# Trojan Colt ?



## DrainBrain57 (Oct 26, 2012)

Has anyone owned or used the Trojan Colt? I am considering buying one, but i do not know anybody who has used one. I know that it is a copycat of the Spartan 100, which I do have. I also am told that the Trojan is all American made. Any insight on this would be appreciated!


----------



## OldSchool (Jan 30, 2010)

DrainBrain57 said:


> Has anyone owned or used the Trojan Colt? I am considering buying one, but i do not know anybody who has used one. I know that it is a copycat of the Spartan 100, which I do have. I also am told that the Trojan is all American made. Any insight on this would be appreciated!

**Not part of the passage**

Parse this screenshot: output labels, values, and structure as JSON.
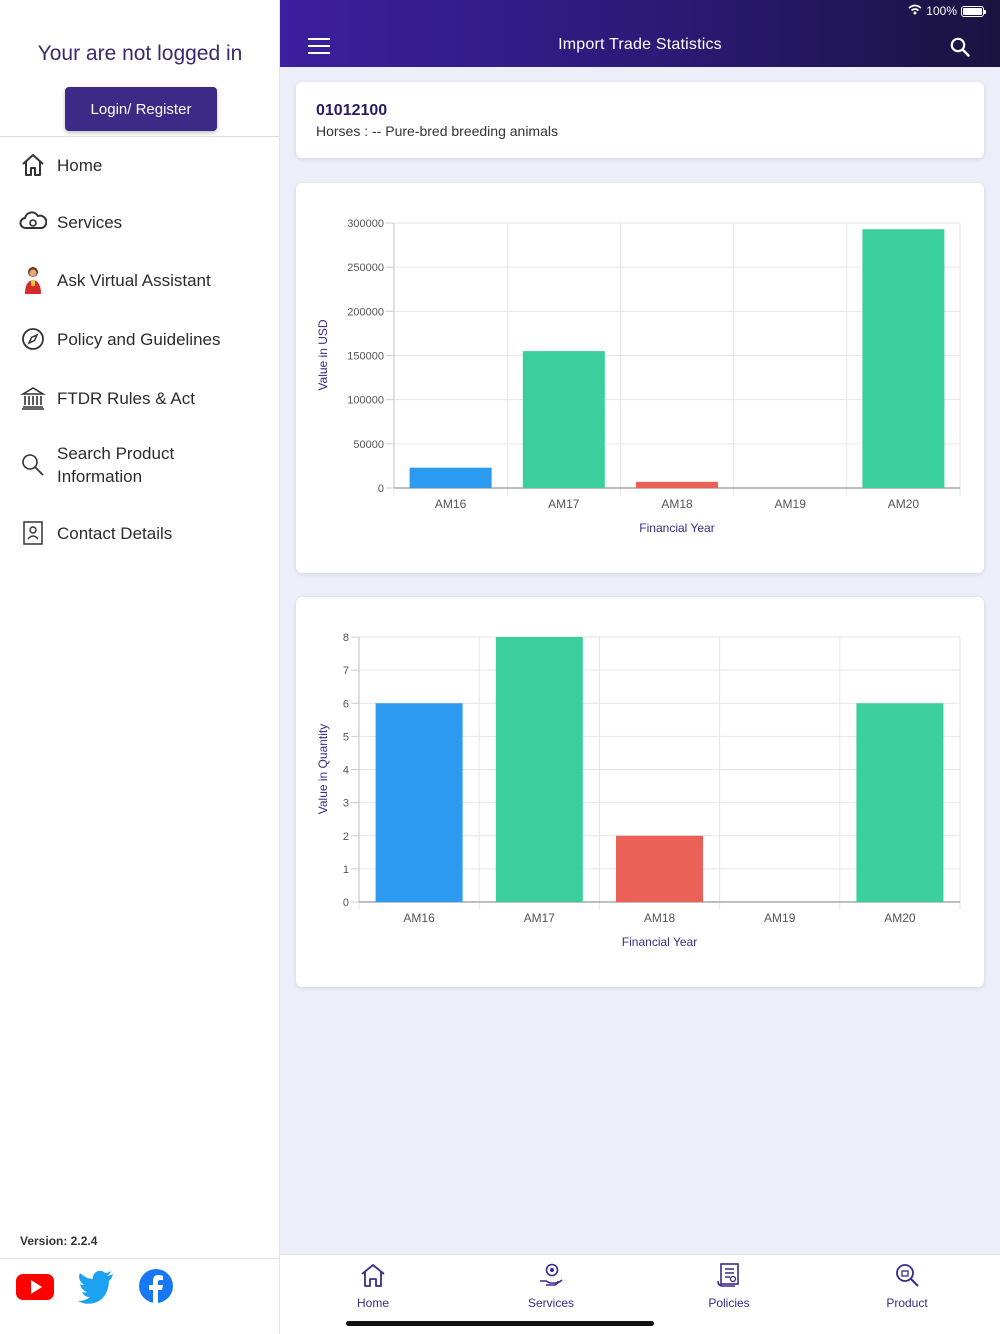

Is it ribbed and scented ?


----------



## rocksteady (Oct 8, 2008)

Why post an intro?

http://www.plumbingzone.com/f3/







Paul


----------



## SlickRick (Sep 3, 2009)

Post an intro, Jerry is a Trojan rep. http://www.plumbingzone.com/members/jerrymac-32/


----------



## revenge (Jun 30, 2011)

Yep jerrys a trojan man


----------



## rocksteady (Oct 8, 2008)

Put your intro here...

http://www.plumbingzone.com/f3/


That way everybody knows where it is and all the hazing and beration can be confined to one thread. :blink:








Paul


----------



## SlickRick (Sep 3, 2009)

Fixed, carry on.


----------



## easttexasplumb (Oct 13, 2010)

I have used the Colt the only difference between it and the Spartan is the cable and the colt is slightly heavier IMO.


----------



## Cuda (Mar 16, 2009)

I have the colt and the 100 and think of them as the same unit I grab different drums and they all interchange I see them as the same unit.


----------



## eddiecalder (Jul 15, 2008)

Anyone try the cordless colt?


----------



## Cuda (Mar 16, 2009)

seweratz (Ron) used one and said it was great I think he was doing roof drains commercial building.


----------